Two Years and $100,000 Later: Ezra Levant Complaint Dismissed by Human Rights Commission
By John Jalsevac
August 7, 2008 (LifeSiteNews.com) – After a drawn out legal battle spanning some two years, and $100,000 in legal fees later, the Alberta Human Rights Commission (AHRC) has dismissed the second of two complaints filed against Canadian publisher Ezra Levant and the now-defunct Western Standard magazine. The complaint, filed by the Edmonton Council of Muslim Communities (ECMC), alleged that Levant and the Western Standard were guilty of illegal “discrimination” for republishing the Danish cartoons of Mohammed in 2006.
Another similar complaint against Levant and the magazine, filed by a Muslim Imam, Syed Soharwardy, was dropped earlier this year at Soharwardy’s request.
In dismissing the complaint Pardeep Gundara, the Southern Director of the AHRC wrote, “Given the full context of the republication of the cartoons, the very strong language defining hatred and contempt in the case law, as well as a consideration of the importance of freedom of speech and the ‘admonition to balance’…there is no reasonable basis in the information for this complaint to proceed to a panel hearing.”
According to a press release from Levant, Fifteen government bureaucrats participated in the investigation, costing Alberta taxpayers more than $500,000 and leaving Levant and the magazine with $100,000 in legal bills.
“I was punished first, then acquitted later. It was a mockery of justice,” said Levant upon hearing that the complaint was being dismissed.
Yasmeen Nizam, a civil litigation lawyer in Edmonton and an ECMC director, told the National Post that the Muslim council is “certainly disappointed with the decision.”
“Our whole idea was to educate people,” she said. “We thought the cartoons did [expose Muslims to hatred], regardless of the context, because if you look at the broader context in a post-9/11 world, Muslims are at a higher risk of being discriminated against.”
In commentary on his blog and in an op-ed published in the National Post, Levant criticized the AHRC for taking so long to come to a decision, and expressed his belief that the complaint was dismissed only because, “I’m a pain in the neck to the HRCs….They wanted to avoid the PR disaster of a trial.”
Levant also complained that for the defendant in a human rights commission case, “the process is the punishment,” saying that his “victory” is a victory in name only. According to the rules of the Canadian Human Rights Commissions the complainant’s legal fees are covered by the state, whereas the defendant must cover his/her own legal fees.
“If I had been a defendant in a civil court, the judge would now order the losing parties to pay my legal bills. Instead, the Edmonton Council of Muslim Communities won’t have to pay me a dime.”

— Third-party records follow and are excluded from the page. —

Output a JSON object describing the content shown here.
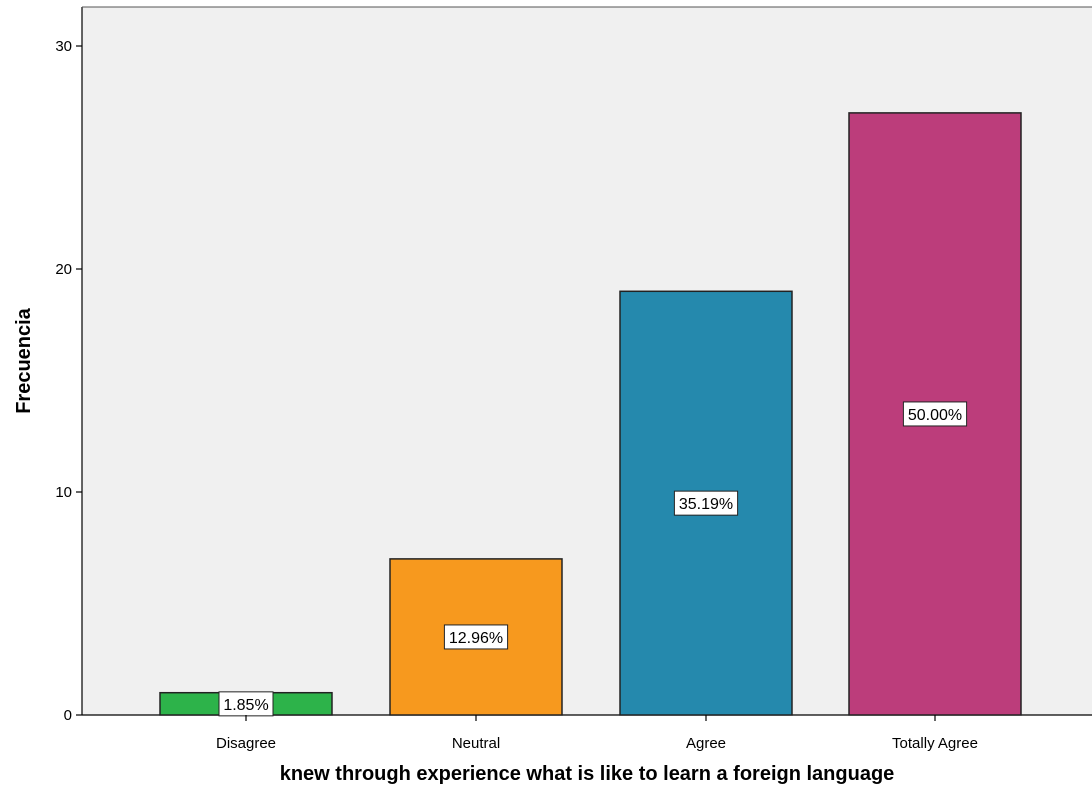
{
  "chart_data": {
    "type": "bar",
    "categories": [
      "Disagree",
      "Neutral",
      "Agree",
      "Totally Agree"
    ],
    "values": [
      1,
      7,
      19,
      27
    ],
    "percent_labels": [
      "1.85%",
      "12.96%",
      "35.19%",
      "50.00%"
    ],
    "colors": [
      "#2db34a",
      "#f7991e",
      "#2589ad",
      "#bc3d7b"
    ],
    "xlabel": "knew through experience what is like to learn a foreign language",
    "ylabel": "Frecuencia",
    "ylim": [
      0,
      30
    ],
    "yticks": [
      0,
      10,
      20,
      30
    ],
    "grid": false,
    "background": "#f0f0f0"
  }
}
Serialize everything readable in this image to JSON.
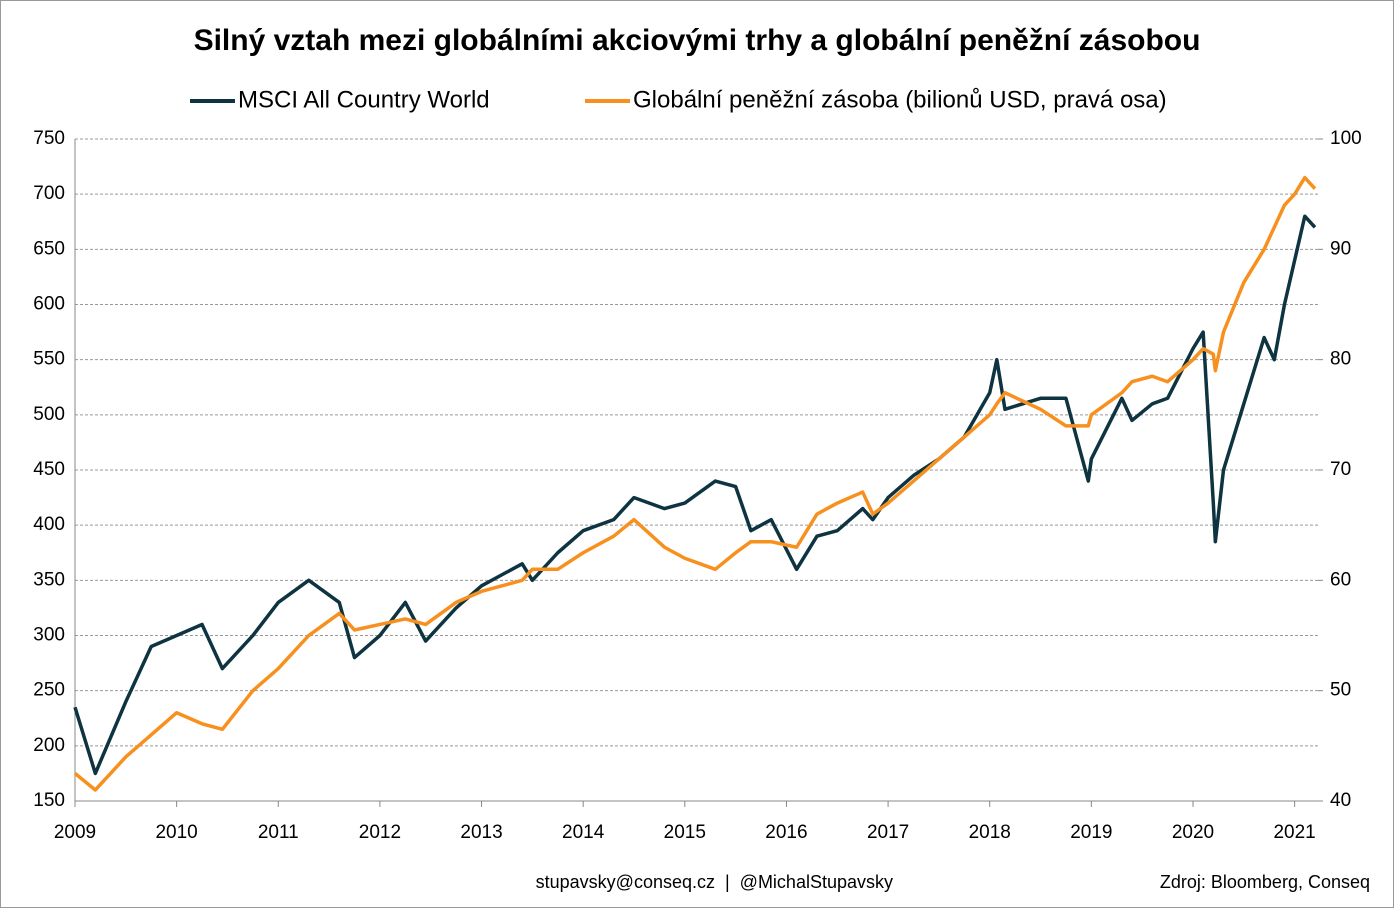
{
  "chart_data": {
    "type": "line",
    "title": "Silný vztah mezi globálními akciovými trhy a globální peněžní zásobou",
    "footer": "stupavsky@conseq.cz  |  @MichalStupavsky",
    "source": "Zdroj: Bloomberg, Conseq",
    "legend": "top",
    "grid": true,
    "x": [
      2009.0,
      2009.2,
      2009.5,
      2009.75,
      2010.0,
      2010.25,
      2010.45,
      2010.75,
      2011.0,
      2011.3,
      2011.6,
      2011.75,
      2012.0,
      2012.25,
      2012.45,
      2012.75,
      2013.0,
      2013.4,
      2013.5,
      2013.75,
      2014.0,
      2014.3,
      2014.5,
      2014.8,
      2015.0,
      2015.3,
      2015.5,
      2015.65,
      2015.85,
      2016.1,
      2016.3,
      2016.5,
      2016.75,
      2016.85,
      2017.0,
      2017.25,
      2017.5,
      2017.75,
      2018.0,
      2018.07,
      2018.15,
      2018.5,
      2018.75,
      2018.97,
      2019.0,
      2019.3,
      2019.4,
      2019.6,
      2019.75,
      2020.0,
      2020.1,
      2020.2,
      2020.22,
      2020.3,
      2020.5,
      2020.7,
      2020.8,
      2020.9,
      2021.0,
      2021.1,
      2021.2
    ],
    "series": [
      {
        "name": "MSCI All Country World",
        "color": "#0d3440",
        "values": [
          235,
          175,
          240,
          290,
          300,
          310,
          270,
          300,
          330,
          350,
          330,
          280,
          300,
          330,
          295,
          325,
          345,
          365,
          350,
          375,
          395,
          405,
          425,
          415,
          420,
          440,
          435,
          395,
          405,
          360,
          390,
          395,
          415,
          405,
          425,
          445,
          460,
          480,
          520,
          550,
          505,
          515,
          515,
          440,
          460,
          515,
          495,
          510,
          515,
          560,
          575,
          420,
          385,
          450,
          510,
          570,
          550,
          600,
          640,
          680,
          670
        ]
      },
      {
        "name": "Globální peněžní zásoba (bilionů USD, pravá osa)",
        "color": "#f7901e",
        "axis": "y2",
        "values": [
          42.5,
          41,
          44,
          46,
          48,
          47,
          46.5,
          50,
          52,
          55,
          57,
          55.5,
          56,
          56.5,
          56,
          58,
          59,
          60,
          61,
          61,
          62.5,
          64,
          65.5,
          63,
          62,
          61,
          62.5,
          63.5,
          63.5,
          63,
          66,
          67,
          68,
          66,
          67,
          69,
          71,
          73,
          75,
          76,
          77,
          75.5,
          74,
          74,
          75,
          77,
          78,
          78.5,
          78,
          80,
          81,
          80.5,
          79,
          82.5,
          87,
          90,
          92,
          94,
          95,
          96.5,
          95.5
        ]
      }
    ],
    "xlim": [
      2009,
      2021.23
    ],
    "xticks": [
      2009,
      2010,
      2011,
      2012,
      2013,
      2014,
      2015,
      2016,
      2017,
      2018,
      2019,
      2020,
      2021
    ],
    "ylim": [
      150,
      750
    ],
    "yticks": [
      150,
      200,
      250,
      300,
      350,
      400,
      450,
      500,
      550,
      600,
      650,
      700,
      750
    ],
    "y2lim": [
      40,
      100
    ],
    "y2ticks": [
      40,
      50,
      60,
      70,
      80,
      90,
      100
    ]
  }
}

“The process I was put through was a punishment in itself – and a warning to any other journalists who would defy radical Islam.”

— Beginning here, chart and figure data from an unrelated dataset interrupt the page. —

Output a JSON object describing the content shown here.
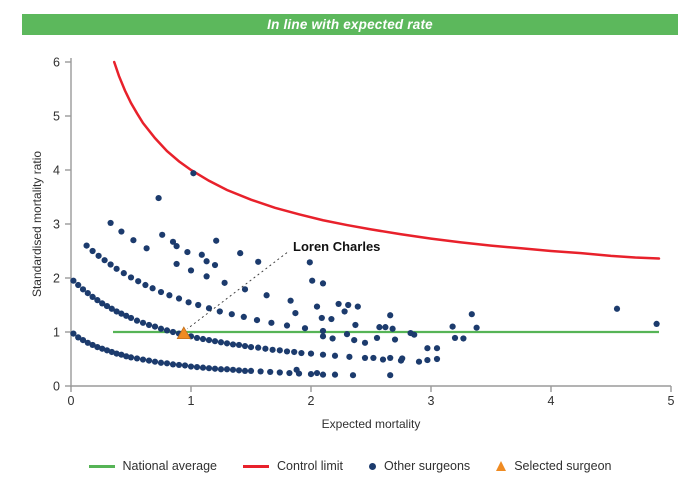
{
  "banner": {
    "text": "In line with expected rate",
    "bg_color": "#5cb85c",
    "text_color": "#ffffff"
  },
  "chart_data": {
    "type": "scatter",
    "title": "In line with expected rate",
    "xlabel": "Expected mortality",
    "ylabel": "Standardised mortality ratio",
    "xlim": [
      0,
      5
    ],
    "ylim": [
      0,
      6
    ],
    "xticks": [
      0,
      1,
      2,
      3,
      4,
      5
    ],
    "yticks": [
      0,
      1,
      2,
      3,
      4,
      5,
      6
    ],
    "grid": false,
    "legend_position": "bottom",
    "axis_color": "#9a9a9a",
    "tick_text_color": "#303030",
    "national_average": {
      "label": "National average",
      "color": "#56b456",
      "y": 1,
      "x_start": 0.35,
      "x_end": 4.9
    },
    "control_limit": {
      "label": "Control limit",
      "color": "#e8212b",
      "points": [
        [
          0.36,
          6.0
        ],
        [
          0.4,
          5.74
        ],
        [
          0.45,
          5.47
        ],
        [
          0.5,
          5.24
        ],
        [
          0.55,
          5.05
        ],
        [
          0.6,
          4.87
        ],
        [
          0.7,
          4.59
        ],
        [
          0.8,
          4.35
        ],
        [
          0.9,
          4.16
        ],
        [
          1.0,
          4.0
        ],
        [
          1.15,
          3.8
        ],
        [
          1.3,
          3.63
        ],
        [
          1.5,
          3.45
        ],
        [
          1.7,
          3.3
        ],
        [
          1.9,
          3.18
        ],
        [
          2.1,
          3.07
        ],
        [
          2.3,
          2.98
        ],
        [
          2.5,
          2.9
        ],
        [
          2.75,
          2.81
        ],
        [
          3.0,
          2.73
        ],
        [
          3.25,
          2.66
        ],
        [
          3.5,
          2.6
        ],
        [
          3.75,
          2.55
        ],
        [
          4.0,
          2.5
        ],
        [
          4.25,
          2.46
        ],
        [
          4.5,
          2.41
        ],
        [
          4.7,
          2.38
        ],
        [
          4.9,
          2.36
        ]
      ]
    },
    "other_surgeons": {
      "label": "Other surgeons",
      "color": "#1c3b6d",
      "points": [
        [
          0.02,
          0.97
        ],
        [
          0.06,
          0.9
        ],
        [
          0.1,
          0.85
        ],
        [
          0.14,
          0.8
        ],
        [
          0.18,
          0.76
        ],
        [
          0.22,
          0.72
        ],
        [
          0.26,
          0.69
        ],
        [
          0.3,
          0.66
        ],
        [
          0.34,
          0.63
        ],
        [
          0.38,
          0.6
        ],
        [
          0.42,
          0.58
        ],
        [
          0.46,
          0.55
        ],
        [
          0.5,
          0.53
        ],
        [
          0.55,
          0.51
        ],
        [
          0.6,
          0.49
        ],
        [
          0.65,
          0.47
        ],
        [
          0.7,
          0.45
        ],
        [
          0.75,
          0.43
        ],
        [
          0.8,
          0.42
        ],
        [
          0.85,
          0.4
        ],
        [
          0.9,
          0.39
        ],
        [
          0.95,
          0.38
        ],
        [
          1.0,
          0.36
        ],
        [
          1.05,
          0.35
        ],
        [
          1.1,
          0.34
        ],
        [
          1.15,
          0.33
        ],
        [
          1.2,
          0.32
        ],
        [
          1.25,
          0.31
        ],
        [
          1.3,
          0.31
        ],
        [
          1.35,
          0.3
        ],
        [
          1.4,
          0.29
        ],
        [
          1.45,
          0.28
        ],
        [
          1.5,
          0.28
        ],
        [
          1.58,
          0.27
        ],
        [
          1.66,
          0.26
        ],
        [
          1.74,
          0.25
        ],
        [
          1.82,
          0.24
        ],
        [
          1.9,
          0.23
        ],
        [
          2.0,
          0.22
        ],
        [
          2.1,
          0.21
        ],
        [
          2.2,
          0.21
        ],
        [
          2.35,
          0.2
        ],
        [
          2.66,
          0.2
        ],
        [
          0.02,
          1.95
        ],
        [
          0.06,
          1.87
        ],
        [
          0.1,
          1.79
        ],
        [
          0.14,
          1.72
        ],
        [
          0.18,
          1.65
        ],
        [
          0.22,
          1.59
        ],
        [
          0.26,
          1.53
        ],
        [
          0.3,
          1.48
        ],
        [
          0.34,
          1.43
        ],
        [
          0.38,
          1.38
        ],
        [
          0.42,
          1.34
        ],
        [
          0.46,
          1.3
        ],
        [
          0.5,
          1.26
        ],
        [
          0.55,
          1.21
        ],
        [
          0.6,
          1.17
        ],
        [
          0.65,
          1.13
        ],
        [
          0.7,
          1.1
        ],
        [
          0.75,
          1.06
        ],
        [
          0.8,
          1.03
        ],
        [
          0.85,
          1.0
        ],
        [
          0.9,
          0.97
        ],
        [
          0.95,
          0.94
        ],
        [
          1.0,
          0.92
        ],
        [
          1.05,
          0.89
        ],
        [
          1.1,
          0.87
        ],
        [
          1.15,
          0.85
        ],
        [
          1.2,
          0.83
        ],
        [
          1.25,
          0.81
        ],
        [
          1.3,
          0.79
        ],
        [
          1.35,
          0.77
        ],
        [
          1.4,
          0.76
        ],
        [
          1.45,
          0.74
        ],
        [
          1.5,
          0.72
        ],
        [
          1.56,
          0.71
        ],
        [
          1.62,
          0.69
        ],
        [
          1.68,
          0.67
        ],
        [
          1.74,
          0.66
        ],
        [
          1.8,
          0.64
        ],
        [
          1.86,
          0.63
        ],
        [
          1.92,
          0.61
        ],
        [
          2.0,
          0.6
        ],
        [
          2.1,
          0.58
        ],
        [
          2.2,
          0.56
        ],
        [
          2.32,
          0.54
        ],
        [
          2.45,
          0.52
        ],
        [
          2.6,
          0.49
        ],
        [
          2.75,
          0.47
        ],
        [
          2.9,
          0.45
        ],
        [
          0.13,
          2.6
        ],
        [
          0.18,
          2.5
        ],
        [
          0.23,
          2.41
        ],
        [
          0.28,
          2.33
        ],
        [
          0.33,
          2.25
        ],
        [
          0.38,
          2.17
        ],
        [
          0.44,
          2.09
        ],
        [
          0.5,
          2.01
        ],
        [
          0.56,
          1.94
        ],
        [
          0.62,
          1.87
        ],
        [
          0.68,
          1.81
        ],
        [
          0.75,
          1.74
        ],
        [
          0.82,
          1.68
        ],
        [
          0.9,
          1.62
        ],
        [
          0.98,
          1.55
        ],
        [
          1.06,
          1.5
        ],
        [
          1.15,
          1.44
        ],
        [
          1.24,
          1.38
        ],
        [
          1.34,
          1.33
        ],
        [
          1.44,
          1.28
        ],
        [
          1.55,
          1.22
        ],
        [
          1.67,
          1.17
        ],
        [
          1.8,
          1.12
        ],
        [
          1.95,
          1.07
        ],
        [
          2.1,
          1.02
        ],
        [
          2.3,
          0.96
        ],
        [
          2.55,
          0.89
        ],
        [
          2.7,
          0.86
        ],
        [
          0.33,
          3.02
        ],
        [
          0.42,
          2.86
        ],
        [
          0.52,
          2.7
        ],
        [
          0.63,
          2.55
        ],
        [
          0.88,
          2.26
        ],
        [
          1.0,
          2.14
        ],
        [
          1.13,
          2.03
        ],
        [
          1.28,
          1.91
        ],
        [
          1.45,
          1.79
        ],
        [
          1.63,
          1.68
        ],
        [
          1.83,
          1.58
        ],
        [
          2.05,
          1.47
        ],
        [
          2.28,
          1.38
        ],
        [
          0.76,
          2.8
        ],
        [
          0.85,
          2.67
        ],
        [
          0.88,
          2.59
        ],
        [
          0.97,
          2.48
        ],
        [
          1.09,
          2.43
        ],
        [
          1.13,
          2.31
        ],
        [
          1.2,
          2.24
        ],
        [
          0.73,
          3.48
        ],
        [
          1.02,
          3.94
        ],
        [
          1.21,
          2.69
        ],
        [
          1.41,
          2.46
        ],
        [
          1.56,
          2.3
        ],
        [
          1.99,
          2.29
        ],
        [
          2.01,
          1.95
        ],
        [
          2.1,
          1.9
        ],
        [
          1.87,
          1.35
        ],
        [
          2.09,
          1.26
        ],
        [
          2.17,
          1.24
        ],
        [
          2.23,
          1.52
        ],
        [
          2.31,
          1.5
        ],
        [
          2.39,
          1.47
        ],
        [
          2.37,
          1.13
        ],
        [
          2.57,
          1.09
        ],
        [
          2.62,
          1.09
        ],
        [
          2.66,
          1.31
        ],
        [
          2.68,
          1.06
        ],
        [
          2.83,
          0.98
        ],
        [
          2.86,
          0.95
        ],
        [
          2.97,
          0.7
        ],
        [
          3.05,
          0.7
        ],
        [
          2.97,
          0.48
        ],
        [
          3.05,
          0.5
        ],
        [
          2.52,
          0.52
        ],
        [
          2.66,
          0.52
        ],
        [
          2.76,
          0.51
        ],
        [
          3.18,
          1.1
        ],
        [
          3.34,
          1.33
        ],
        [
          3.2,
          0.89
        ],
        [
          3.27,
          0.88
        ],
        [
          3.38,
          1.08
        ],
        [
          4.55,
          1.43
        ],
        [
          4.88,
          1.15
        ],
        [
          2.1,
          0.92
        ],
        [
          2.18,
          0.88
        ],
        [
          2.36,
          0.85
        ],
        [
          2.45,
          0.8
        ],
        [
          1.88,
          0.3
        ],
        [
          2.05,
          0.24
        ]
      ]
    },
    "selected_surgeon": {
      "label": "Selected surgeon",
      "name": "Loren Charles",
      "color": "#ef8b22",
      "edge_color": "#c2701c",
      "point": [
        0.94,
        0.97
      ]
    },
    "annotation": {
      "text": "Loren Charles",
      "text_x": 1.85,
      "text_y": 2.57,
      "line_from": [
        1.8,
        2.47
      ],
      "line_to": [
        0.97,
        1.06
      ]
    }
  }
}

The lengthy Levant and Western Standard cases ultimately served as a rallying point for those who believe that Canada’s Human Rights Commissions are increasingly overstepping their mandate and violating fundamental freedoms, particularly freedom of speech and freedom of the press, in their eagerness to stamp out “offensive” speech in Canada.
Levant’s case was only one of numerous other similar cases brought before the Human Rights Commissions across the country in recent years. Another prominent case heard by the BC Tribunal in June involved popular opinion journalist Mark Steyn, who was accused by Mohamed Elmasry, an imam and president of the Canadian Islamic Congress and Naiyer Habib of “hate speech” for publishing an excerpt from his book “America Alone” in Maclean’s magazine. Steyn is still awaiting a decision from the BC Tribunal.
Besides the complaints filed by Muslims against popular magazines and journalists, the other major class of human rights complaints have been filed by homosexualist activists against Christians who have expressed their disagreement with homosexual conduct. In one recent case, Alberta pastor Steve Boissoin was convicted last year of speech likely to expose homosexuals to “hatred and contempt” after he published a letter to the editor in the Red Deer Advocate expressing his religious objections to the homosexualist agenda.
In June the Alberta Human Rights Tribunal issued a remedy ruling that ordered Boissoin to pay $7,000 in fines, to never speak disparagingly about homosexuality or about the complainant Darren Lund, and to apologize to Lund in a letter to be published in the Red Deer Advocate. Levant wrote today that in comparison to himself and his well-publicized agitation against the human rights commissions, “[Boissoin] was quiet, so he’s roadkill.”
Others who have had complaints filed against them in the Canadian Human Rights Commissions for expressing their beliefs on homosexuality include the magazine Catholic Insight, the Christian Heritage Party of Canada (CHP) and its Leader Ron Gray, John Di Cecco, a Kamloops, BC city councilor, the Saskatoon Star Phoenix and Hugh Owens, Toronto printer Scott Brockie, Knights of Columbus of Port Coquitlam, BC, and Catholic Bishop Fred Henry.